I have two CSV files, the first like so:
Book1:
ID,TITLE,SUBJECT
0001,BLAH,OIL
0002,BLAH,HAMSTER
0003,BLAH,HAMSTER
0004,BLAH,PLANETS
0005,BLAH,JELLO
0006,BLAH,OIL
0007,BLAH,HAMSTER
0008,BLAH,JELLO
0009,BLAH,JELLO
0010,BLAH,HAMSTER
0011,BLAH,OIL
0012,BLAH,OIL
0013,BLAH,OIL
0014,BLAH,JELLO
0015,BLAH,JELLO
0016,BLAH,HAMSTER
0017,BLAH,PLANETS
0018,BLAH,PLANETS
0019,BLAH,HAMSTER
0020,BLAH,HAMSTER
And then a second CSV with items associated with the first list, with ID being the common attribute between the two.
Book2:
ID,ITEM
0001,PURSE
0001,STEAM
0001,SEASHELL
0002,TRUMPET
0002,TRAMPOLINE
0003,PURSE
0003,DOLPHIN
0003,ENVELOPE
0004,SEASHELL
0004,SERPENT
0004,TRUMPET
0005,CAR
0005,NOODLE
0006,CANNONBALL
0006,NOODLE
0006,ORANGE
0006,SEASHELL
0007,CREAM
0007,CANNONBALL
0007,GUM
0008,SERPENT
0008,NOODLE
0008,CAR
0009,CANNONBALL
0009,SERPENT
0009,GRAPE
0010,SERPENT
0010,CAR
0010,TAPE
0011,CANNONBALL
0011,GRAPE
0012,ORANGE
0012,GUM
0012,SEASHELL
0013,NOODLE
0013,CAR
0014,STICK
0014,ORANGE
0015,GUN
0015,GRAPE
0015,STICK
0016,BASEBALL
0016,SEASHELL
0017,CANNONBALL
0017,ORANGE
0017,TRUMPET
0018,GUM
0018,STICK
0018,GRAPE
0018,CAR
0019,CANNONBALL
0019,TRUMPET
0019,ORANGE
0020,TRUMPET
0020,CHERRY
0020,ORANGE
0020,GUM
The real datasets are millions of records, so I'm sorry in advance for my simple example.

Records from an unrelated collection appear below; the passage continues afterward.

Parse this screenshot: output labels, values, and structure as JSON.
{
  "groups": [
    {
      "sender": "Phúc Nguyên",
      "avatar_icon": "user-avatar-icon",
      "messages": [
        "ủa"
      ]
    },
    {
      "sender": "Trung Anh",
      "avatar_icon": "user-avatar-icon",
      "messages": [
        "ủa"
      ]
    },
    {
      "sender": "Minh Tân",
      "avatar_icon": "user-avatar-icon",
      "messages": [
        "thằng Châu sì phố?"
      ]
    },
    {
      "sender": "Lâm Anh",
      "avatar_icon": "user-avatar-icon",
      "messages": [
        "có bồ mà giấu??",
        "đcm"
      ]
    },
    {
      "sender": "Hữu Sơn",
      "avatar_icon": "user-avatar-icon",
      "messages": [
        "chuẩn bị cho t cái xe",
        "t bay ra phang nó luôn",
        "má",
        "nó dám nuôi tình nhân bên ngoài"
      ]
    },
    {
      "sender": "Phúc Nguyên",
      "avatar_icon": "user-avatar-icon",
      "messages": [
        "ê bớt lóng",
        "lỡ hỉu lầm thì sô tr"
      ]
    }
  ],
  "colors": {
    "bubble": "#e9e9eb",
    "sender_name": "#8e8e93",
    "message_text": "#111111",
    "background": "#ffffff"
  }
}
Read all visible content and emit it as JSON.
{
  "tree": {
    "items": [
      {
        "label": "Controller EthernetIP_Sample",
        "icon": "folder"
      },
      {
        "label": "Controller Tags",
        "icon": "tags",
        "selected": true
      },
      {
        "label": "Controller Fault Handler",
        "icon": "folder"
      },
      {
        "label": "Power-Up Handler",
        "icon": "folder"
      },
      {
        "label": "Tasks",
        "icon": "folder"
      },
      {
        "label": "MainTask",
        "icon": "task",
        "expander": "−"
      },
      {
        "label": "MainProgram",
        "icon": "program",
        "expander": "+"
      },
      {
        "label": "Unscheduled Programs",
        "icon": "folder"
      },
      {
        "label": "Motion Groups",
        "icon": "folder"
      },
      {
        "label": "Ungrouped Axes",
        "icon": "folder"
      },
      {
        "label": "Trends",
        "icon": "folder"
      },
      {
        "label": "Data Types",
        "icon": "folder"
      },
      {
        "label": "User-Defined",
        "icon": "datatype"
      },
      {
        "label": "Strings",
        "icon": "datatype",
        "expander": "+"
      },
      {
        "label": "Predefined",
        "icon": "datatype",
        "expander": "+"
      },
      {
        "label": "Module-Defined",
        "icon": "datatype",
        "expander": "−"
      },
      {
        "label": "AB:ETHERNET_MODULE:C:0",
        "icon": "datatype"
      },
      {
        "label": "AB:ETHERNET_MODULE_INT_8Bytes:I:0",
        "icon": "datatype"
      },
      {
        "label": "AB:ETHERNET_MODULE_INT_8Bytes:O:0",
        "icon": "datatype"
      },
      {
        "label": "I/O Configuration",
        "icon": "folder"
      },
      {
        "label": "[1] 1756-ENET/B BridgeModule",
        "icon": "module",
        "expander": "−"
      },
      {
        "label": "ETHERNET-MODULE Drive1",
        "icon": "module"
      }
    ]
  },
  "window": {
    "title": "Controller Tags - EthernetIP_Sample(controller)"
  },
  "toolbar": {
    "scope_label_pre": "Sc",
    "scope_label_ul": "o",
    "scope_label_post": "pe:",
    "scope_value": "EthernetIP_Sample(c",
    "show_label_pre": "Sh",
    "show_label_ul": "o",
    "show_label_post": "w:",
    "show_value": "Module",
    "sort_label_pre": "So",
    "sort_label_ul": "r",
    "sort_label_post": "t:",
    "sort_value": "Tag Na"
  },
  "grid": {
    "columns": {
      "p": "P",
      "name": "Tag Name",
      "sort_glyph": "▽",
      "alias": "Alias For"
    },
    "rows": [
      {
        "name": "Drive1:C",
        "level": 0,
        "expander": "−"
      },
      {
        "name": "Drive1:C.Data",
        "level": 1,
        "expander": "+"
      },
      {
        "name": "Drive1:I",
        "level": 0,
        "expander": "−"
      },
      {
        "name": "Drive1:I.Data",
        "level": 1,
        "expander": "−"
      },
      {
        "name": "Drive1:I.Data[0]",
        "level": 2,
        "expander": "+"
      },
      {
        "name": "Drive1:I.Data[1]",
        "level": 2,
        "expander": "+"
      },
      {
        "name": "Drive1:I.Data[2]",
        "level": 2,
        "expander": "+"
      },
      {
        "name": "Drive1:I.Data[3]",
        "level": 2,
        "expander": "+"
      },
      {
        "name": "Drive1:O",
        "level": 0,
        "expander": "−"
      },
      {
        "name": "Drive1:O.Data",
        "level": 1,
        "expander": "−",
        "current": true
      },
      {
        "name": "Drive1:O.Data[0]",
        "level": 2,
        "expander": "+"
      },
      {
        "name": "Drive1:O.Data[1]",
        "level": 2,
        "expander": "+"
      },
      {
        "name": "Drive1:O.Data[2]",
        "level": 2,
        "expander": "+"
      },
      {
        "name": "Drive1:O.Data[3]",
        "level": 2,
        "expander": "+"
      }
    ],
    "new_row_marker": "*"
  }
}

The problem I need to solve is getting the data merged and collated in a way where I can see which item groupings most commonly appear together on the same ID. (e.g. GRAPE,GUM,SEASHELL appear together 340 times, ORANGE and STICK 89 times, etc...)
Then I need to see if there is any change/deviation to the general results in common appearance when grouped by SUBJECT.
Tools I'm familiar with are Excel and SQL, but I also have PowerBI and Alteryx at my disposal.
Full disclosure: Not homework, or work, but a volunteer project, thus my unfamiliarity with this kind of data manipulation.
Thanks in advance.
An Alteryx solution:
Drag the two .csv files onto your canvas (seen as book1.csv and book2.csv in my picture; Alteryx will create "Input" tools for you.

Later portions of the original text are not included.